M. Lodi has given talks on computational thinking and programming
languages for teaching computer science to children, including:
“Coding - Che cosa è e perché?” and
“Coding con Scratch”, at Mathesis Piacenza;
“CoderDojo: Pensiero computazionale e informatica
creativa... anche a scuola?”, Convention Diesse;
introduction to computer science for high school students,
as part of an event of introduction to
management (“Giardino delle imprese”), Fondazione Golinelli,
Bologna;
“L'illusione del coding” and
“TeacherDojo”, at the contest “CoderDojo Coolest Projects Milano”,
Milan;
“Ragazze, siate coraggiose: la vostra intelligenza puo'
crescere (ma il “coding” non basta!)”, at “Festival della Cultura
Tecnica 2017”, Bologna; a talk and
youtube
video “Quattro domande sul pensiero
computazionale”
(https://
M. Lodi has has been member of the evaluation commission for the awards “Programma le Regole”, set by Italian Ministry of Education and Research (MIUR) and “Programma il Futuro”.
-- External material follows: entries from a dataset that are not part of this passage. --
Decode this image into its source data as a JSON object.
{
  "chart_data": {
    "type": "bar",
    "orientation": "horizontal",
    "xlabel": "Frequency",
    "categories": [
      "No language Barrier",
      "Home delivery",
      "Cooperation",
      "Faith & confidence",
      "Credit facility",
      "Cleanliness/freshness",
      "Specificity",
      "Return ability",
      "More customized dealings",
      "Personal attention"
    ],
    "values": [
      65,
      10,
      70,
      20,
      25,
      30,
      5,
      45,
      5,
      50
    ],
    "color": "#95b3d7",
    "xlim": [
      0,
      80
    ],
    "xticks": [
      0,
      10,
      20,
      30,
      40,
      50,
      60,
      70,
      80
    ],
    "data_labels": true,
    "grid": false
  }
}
D. Hirschkoff takes part in several popularization activities in schools, in Lyon (association "Maths en Jeans").
S. Martini is Head of the Department of Computer Science and Engineering, University of Bologna, for the term 2015-2018.
G. Zavattaro is coordinator of undergraduate studies at the Department of Computer Science and Engineering, University of Bologna (Informatica per il Management).